Two years ago, DEC issued a call for proposals to incinerate hazardous waste from a General Electric site. This first call received only one, high-priced response because of equipment availability at the time. Commissioner Grannis understood this, but rather than reissuing the call for incineration, DEC issued an expanded call that received a proposal to landfill the stuff at Porter. I complained and Commissioner Grannis said that he had no choice, he had to follow the state law for issuing and accepting proposals. Commissioner Grannis, you do not get to choose which state laws you will follow. How is it you can choose to comply with one but not another?
If DEC finalizes this draft plan, it can consider CWM’s application complete for another landfill adjacent to its current facility that, according to DEC’s calculations, will allow thousands of trucks to keeping hauling hazardous waste into the community and past the Lewiston-Porter schools for decades, and then it will be there forever. A finalized State Siting Plan would allow the process to go forward to dig up the soil of on very troubled land with a legacy of WWII Manhattan Project disposal of radioactive waste and toxic chemicals.
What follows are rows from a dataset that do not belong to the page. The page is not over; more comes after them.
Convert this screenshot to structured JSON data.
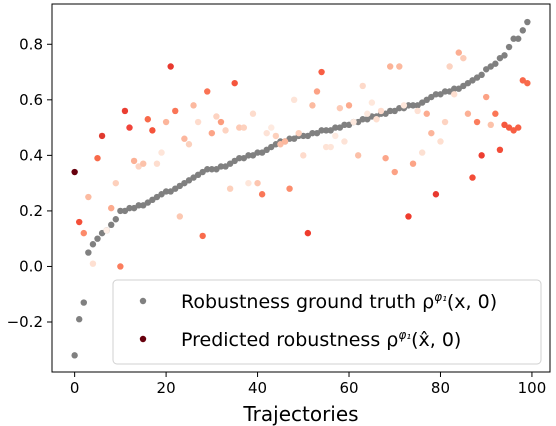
{
  "chart_data": {
    "type": "scatter",
    "title": "",
    "xlabel": "Trajectories",
    "ylabel": "",
    "xlim": [
      -4.95,
      103.95
    ],
    "ylim": [
      -0.38,
      0.945
    ],
    "xticks": [
      0,
      20,
      40,
      60,
      80,
      100
    ],
    "xtick_labels": [
      "0",
      "20",
      "40",
      "60",
      "80",
      "100"
    ],
    "yticks": [
      -0.2,
      0.0,
      0.2,
      0.4,
      0.6,
      0.8
    ],
    "ytick_labels": [
      "−0.2",
      "0.0",
      "0.2",
      "0.4",
      "0.6",
      "0.8"
    ],
    "grid": false,
    "legend_position": "lower-right",
    "legend_entries": [
      {
        "label": "Robustness ground truth ρᵠ¹(x, 0)",
        "color": "#808080"
      },
      {
        "label": "Predicted robustness ρᵠ¹(x̂, 0)",
        "color": "#67000d"
      }
    ],
    "series": [
      {
        "name": "Robustness ground truth",
        "color": "#808080",
        "x": [
          0,
          1,
          2,
          3,
          4,
          5,
          6,
          7,
          8,
          9,
          10,
          11,
          12,
          13,
          14,
          15,
          16,
          17,
          18,
          19,
          20,
          21,
          22,
          23,
          24,
          25,
          26,
          27,
          28,
          29,
          30,
          31,
          32,
          33,
          34,
          35,
          36,
          37,
          38,
          39,
          40,
          41,
          42,
          43,
          44,
          45,
          46,
          47,
          48,
          49,
          50,
          51,
          52,
          53,
          54,
          55,
          56,
          57,
          58,
          59,
          60,
          61,
          62,
          63,
          64,
          65,
          66,
          67,
          68,
          69,
          70,
          71,
          72,
          73,
          74,
          75,
          76,
          77,
          78,
          79,
          80,
          81,
          82,
          83,
          84,
          85,
          86,
          87,
          88,
          89,
          90,
          91,
          92,
          93,
          94,
          95,
          96,
          97,
          98,
          99
        ],
        "y": [
          -0.32,
          -0.19,
          -0.13,
          0.05,
          0.08,
          0.1,
          0.12,
          0.13,
          0.15,
          0.17,
          0.2,
          0.2,
          0.21,
          0.21,
          0.22,
          0.22,
          0.23,
          0.24,
          0.25,
          0.26,
          0.27,
          0.27,
          0.28,
          0.29,
          0.3,
          0.31,
          0.32,
          0.33,
          0.34,
          0.35,
          0.35,
          0.35,
          0.36,
          0.36,
          0.37,
          0.38,
          0.39,
          0.39,
          0.4,
          0.4,
          0.41,
          0.41,
          0.42,
          0.43,
          0.44,
          0.45,
          0.45,
          0.46,
          0.46,
          0.47,
          0.47,
          0.47,
          0.48,
          0.48,
          0.49,
          0.49,
          0.49,
          0.5,
          0.5,
          0.51,
          0.51,
          0.52,
          0.52,
          0.53,
          0.53,
          0.54,
          0.54,
          0.55,
          0.55,
          0.56,
          0.56,
          0.57,
          0.57,
          0.58,
          0.58,
          0.58,
          0.59,
          0.6,
          0.61,
          0.62,
          0.62,
          0.63,
          0.63,
          0.64,
          0.64,
          0.65,
          0.66,
          0.67,
          0.68,
          0.69,
          0.71,
          0.72,
          0.73,
          0.75,
          0.76,
          0.79,
          0.82,
          0.82,
          0.85,
          0.88
        ]
      },
      {
        "name": "Predicted robustness",
        "x": [
          0,
          1,
          2,
          3,
          4,
          5,
          6,
          7,
          8,
          9,
          10,
          11,
          12,
          13,
          14,
          15,
          16,
          17,
          18,
          19,
          20,
          21,
          22,
          23,
          24,
          25,
          26,
          27,
          28,
          29,
          30,
          31,
          32,
          33,
          34,
          35,
          36,
          37,
          38,
          39,
          40,
          41,
          42,
          43,
          44,
          45,
          46,
          47,
          48,
          49,
          50,
          51,
          52,
          53,
          54,
          55,
          56,
          57,
          58,
          59,
          60,
          61,
          62,
          63,
          64,
          65,
          66,
          67,
          68,
          69,
          70,
          71,
          72,
          73,
          74,
          75,
          76,
          77,
          78,
          79,
          80,
          81,
          82,
          83,
          84,
          85,
          86,
          87,
          88,
          89,
          90,
          91,
          92,
          93,
          94,
          95,
          96,
          97,
          98,
          99
        ],
        "y": [
          0.34,
          0.16,
          0.12,
          0.25,
          0.01,
          0.39,
          0.47,
          0.13,
          0.21,
          0.3,
          0.0,
          0.56,
          0.5,
          0.38,
          0.36,
          0.37,
          0.53,
          0.49,
          0.37,
          0.41,
          0.52,
          0.72,
          0.56,
          0.18,
          0.46,
          0.44,
          0.58,
          0.52,
          0.11,
          0.63,
          0.48,
          0.54,
          0.52,
          0.49,
          0.28,
          0.66,
          0.5,
          0.5,
          0.3,
          0.55,
          0.3,
          0.26,
          0.48,
          0.5,
          0.47,
          0.44,
          0.45,
          0.28,
          0.6,
          0.48,
          0.4,
          0.12,
          0.58,
          0.63,
          0.7,
          0.43,
          0.43,
          0.47,
          0.57,
          0.45,
          0.58,
          0.52,
          0.4,
          0.65,
          0.55,
          0.59,
          0.53,
          0.56,
          0.39,
          0.72,
          0.34,
          0.72,
          0.58,
          0.18,
          0.37,
          0.56,
          0.41,
          0.55,
          0.48,
          0.26,
          0.45,
          0.52,
          0.72,
          0.62,
          0.77,
          0.75,
          0.55,
          0.32,
          0.52,
          0.4,
          0.61,
          0.51,
          0.55,
          0.42,
          0.51,
          0.5,
          0.49,
          0.5,
          0.67,
          0.66
        ],
        "colors": [
          "#67000d",
          "#f44f39",
          "#fc8a6a",
          "#fcbba1",
          "#fee0d2",
          "#f86a4a",
          "#e03a2f",
          "#fff0e8",
          "#fcaa8d",
          "#fdd0bc",
          "#fb7d5d",
          "#ea3d31",
          "#f1443a",
          "#fcb095",
          "#fdd5c4",
          "#fcc2aa",
          "#f86a4a",
          "#f5533b",
          "#feddce",
          "#fee5d9",
          "#fcb59b",
          "#e8392f",
          "#fa7557",
          "#fcc8b2",
          "#fcb69d",
          "#fbd0bd",
          "#fcb99f",
          "#fedccd",
          "#f96b4c",
          "#fa7354",
          "#fca487",
          "#fdd3c1",
          "#fc9c7d",
          "#fdd3c1",
          "#fdd0bc",
          "#f5553d",
          "#fdcab5",
          "#fdd1be",
          "#fee6da",
          "#fddccd",
          "#fdc5af",
          "#fa7758",
          "#fde2d6",
          "#feeae0",
          "#fdd0bc",
          "#fcbda5",
          "#fcb79c",
          "#fc8d6d",
          "#fde4d8",
          "#fdcfbb",
          "#fedbcc",
          "#ef3c2d",
          "#fcbba1",
          "#fca285",
          "#f85d43",
          "#fee3d6",
          "#fee5d9",
          "#feeae0",
          "#fdcab5",
          "#fde3d7",
          "#fcaa8d",
          "#fde8dd",
          "#fcc0a8",
          "#fdd9c9",
          "#fde8dd",
          "#fee7db",
          "#fedfd0",
          "#fedbcc",
          "#fca68a",
          "#fcb397",
          "#fca285",
          "#fcb99f",
          "#fee6da",
          "#ef3c2d",
          "#fca487",
          "#fee1d4",
          "#fce0d2",
          "#fcab8f",
          "#fcb59b",
          "#e8392f",
          "#fedfd0",
          "#fdd3c1",
          "#fcd3c1",
          "#fedfd0",
          "#fcae92",
          "#fcccb8",
          "#fcb095",
          "#f34c37",
          "#fb7d5d",
          "#ed3e31",
          "#fca285",
          "#fcc2aa",
          "#fb7656",
          "#f34c37",
          "#f6583e",
          "#f75c41",
          "#f75f44",
          "#f75f44",
          "#f9674a",
          "#f86a4a"
        ]
      }
    ]
  }
}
I don’t care how “state of the art” any landfill operation is. State of the art is meaningless when you’re talking about increased cancer rates, canisters that eventually leak and an increased risk to 90% of the fresh surface water in the United States.
And it’s meaningless when it is counter to existing state law.
I don’t care what political party is in the governor’s office. The four draft plans have been issued by both democratic and republican administrations.
Four times DEC has drafted plans, and four times it had failed. The first got thrown out by a Supreme Court judge. The second disappeared after public outrage. The third was shelved for the same reason. And now here’s the fourth, as miserable as the others.
Why? Because DEC is in its third decade of violating the 1987 Hazardous Waste Management Act that tells the DEC to do what?? Stop landfilling, period!!
I will continue to fight as hard as I can to stop the dumping of hazardous waste in Western New York, in the heart of our beautiful county, in the midst of our good communities, and just upstream from the Great Lakes. I will work as hard as I can to spare all New York communities of the fear of being next.
I urge Commissioner Grannis to withdraw this fatally flawed plan and finally, comply with the 1987 Hazardous Waste Management Act.